Academic medical centers can improve the quality of care and address health inequities by recruiting and retaining faculty from underrepresented in medicine (URiM) groups; however, the retention of URiM faculty is a barrier to reaching equity-related goals because URiM faculty are less likely to remain in academia and be promoted compared with their peers. As such, the objective of this study was to determine factors that influence the retention of URiM faculty at large academic centers.
One-time, semistructured stay interviews were conducted to assess the experiences of URiM faculty at a large academic hospital in Boston, Massachusetts between October 2016 and April 2017. A qualitative researcher coded the transcripts and identified central themes.
The participants (N = 17) were 65% Black/African American and 35% Hispanic/Latinx. The median number of years on faculty was 3 years (range 1-33). The themes identified through the stay interviews were grouped into three domains: areas of strength, challenges to advancement, and suggestions for improvement of support. Participants voiced leadership support in their development, the community of patients, URiM networking opportunities, and mentorship as strengths. The barriers to retention included the lack of transparency and trust in their work, a sense of tokenism, organizational management issues, and implicit biases. The suggested ways to improve support included the expanding of initiatives to include all members of groups URiM, continuing URiM faculty development programs, and increasing funding to support advancement.
This study underscored the importance of supportive leadership, URiM-specific faculty development programs, networking opportunities, and the recognition of achievements as factors that influence the retention of faculty at a large academic medical center. In addition, participants highlighted the need for strong mentor networks and emphasizing sponsorship.
学术医疗中心可以通过招募和留住医学领域代表性不足(URiM)群体的教师来提高医疗质量和解决健康公平问题;然而,URiM 教师的留任是实现与公平相关目标的障碍,因为与同行相比,URiM 教师更不可能留在学术界并获得晋升。因此,本研究的目的是确定影响大型学术中心 URiM 教师留任的因素。
2016 年 10 月至 2017 年 4 月,在马萨诸塞州波士顿的一家大型学术医院进行了一次性半结构式住院访谈,以评估 URiM 教师的经验。一名定性研究人员对转录本进行了编码,并确定了核心主题。

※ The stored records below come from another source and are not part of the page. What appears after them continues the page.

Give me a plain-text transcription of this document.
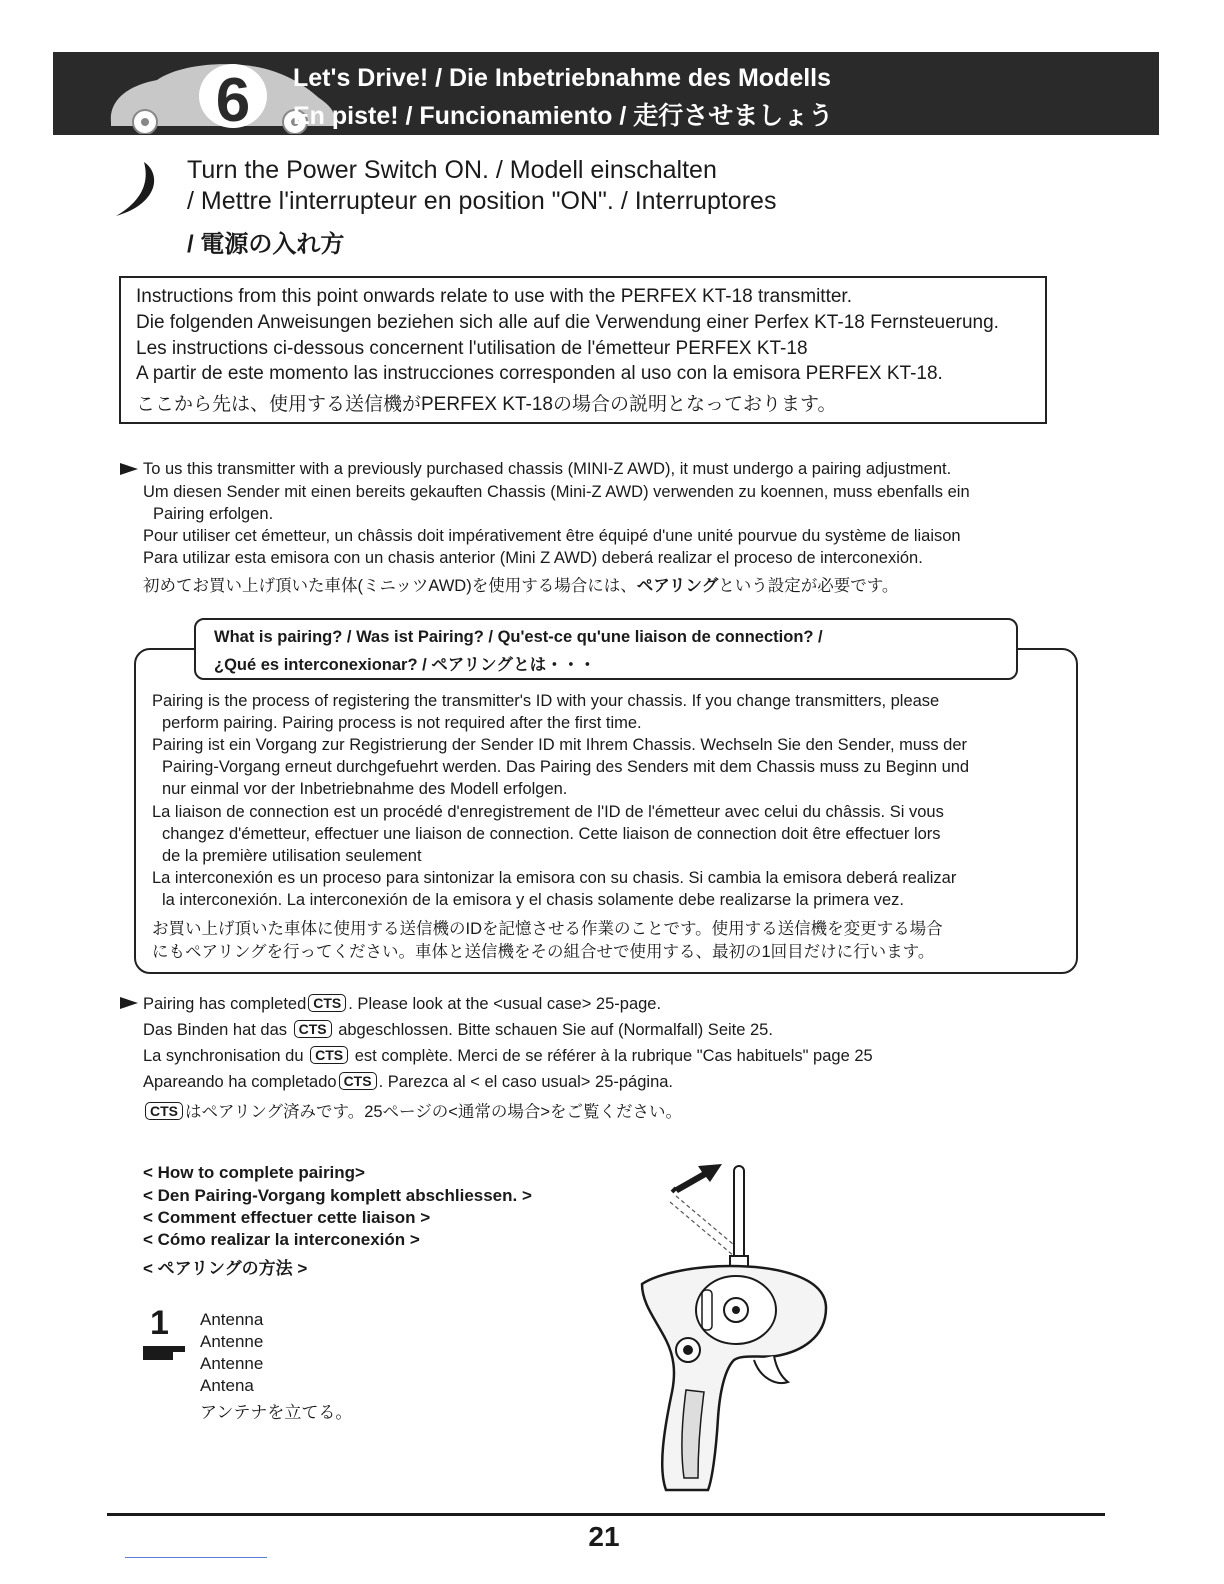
6 Let's Drive! / Die Inbetriebnahme des Modells
En piste! / Funcionamiento / 走行させましょう
Turn the Power Switch ON. / Modell einschalten
/ Mettre l'interrupteur en position "ON". / Interruptores
/ 電源の入れ方
Instructions from this point onwards relate to use with the PERFEX KT-18 transmitter.
Die folgenden Anweisungen beziehen sich alle auf die Verwendung einer Perfex KT-18 Fernsteuerung.
Les instructions ci-dessous concernent l'utilisation de l'émetteur PERFEX KT-18
A partir de este momento las instrucciones corresponden al uso con la emisora PERFEX KT-18.
ここから先は、使用する送信機がPERFEX KT-18の場合の説明となっております。
To us this transmitter with a previously purchased chassis (MINI-Z AWD), it must undergo a pairing adjustment.
Um diesen Sender mit einen bereits gekauften Chassis (Mini-Z AWD) verwenden zu koennen, muss ebenfalls ein
Pairing erfolgen.
Pour utiliser cet émetteur, un châssis doit impérativement être équipé d'une unité pourvue du système de liaison
Para utilizar esta emisora con un chasis anterior (Mini Z AWD) deberá realizar el proceso de interconexión.
初めてお買い上げ頂いた車体(ミニッツAWD)を使用する場合には、ペアリングという設定が必要です。
What is pairing? / Was ist Pairing? / Qu'est-ce qu'une liaison de connection? /
¿Qué es interconexionar? / ペアリングとは・・・
Pairing is the process of registering the transmitter's ID with your chassis. If you change transmitters, please
perform pairing. Pairing process is not required after the first time.
Pairing ist ein Vorgang zur Registrierung der Sender ID mit Ihrem Chassis. Wechseln Sie den Sender, muss der
Pairing-Vorgang erneut durchgefuehrt werden. Das Pairing des Senders mit dem Chassis muss zu Beginn und
nur einmal vor der Inbetriebnahme des Modell erfolgen.
La liaison de connection est un procédé d'enregistrement de l'ID de l'émetteur avec celui du châssis. Si vous
changez d'émetteur, effectuer une liaison de connection. Cette liaison de connection doit être effectuer lors
de la première utilisation seulement
La interconexión es un proceso para sintonizar la emisora con su chasis. Si cambia la emisora deberá realizar
la interconexión. La interconexión de la emisora y el chasis solamente debe realizarse la primera vez.
お買い上げ頂いた車体に使用する送信機のIDを記憶させる作業のことです。使用する送信機を変更する場合
にもペアリングを行ってください。車体と送信機をその組合せで使用する、最初の1回目だけに行います。
Pairing has completed CTS . Please look at the <usual case> 25-page.
Das Binden hat das CTS abgeschlossen. Bitte schauen Sie auf (Normalfall) Seite 25.
La synchronisation du CTS est complète. Merci de se référer à la rubrique "Cas habituels" page 25
Apareando ha completado CTS . Parezca al < el caso usual> 25-página.
CTS はペアリング済みです。25ページの<通常の場合>をご覧ください。
< How to complete pairing>
< Den Pairing-Vorgang komplett abschliessen. >
< Comment effectuer cette liaison >
< Cómo realizar la interconexión >
< ペアリングの方法 >
1 Antenna
Antenne
Antenne
Antena
アンテナを立てる。
21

参与者(N=17)中 65%为黑人和非洲裔美国人,35%为西班牙裔或拉丁裔。在教师岗位上的中位数年限为 3 年(范围为 1-33 年)。通过住院访谈确定的主题分为三个领域:优势领域、晋升挑战和支持改进建议。参与者表示,在发展过程中,领导层给予了支持,他们与患者社区、URiM 网络机会和指导建立了联系,这是他们的优势。留任的障碍包括工作缺乏透明度和信任、被视为象征性的、组织管理问题以及隐性偏见。改进支持的建议包括扩大举措以包括 URiM 群体的所有成员、继续 URiM 教师发展计划以及增加资金以支持晋升。
本研究强调了支持性领导、URiM 特定的教师发展计划、网络机会以及承认成就作为影响大型学术医疗中心教师留任的因素的重要性。此外,参与者强调了强大的导师网络和强调赞助的必要性。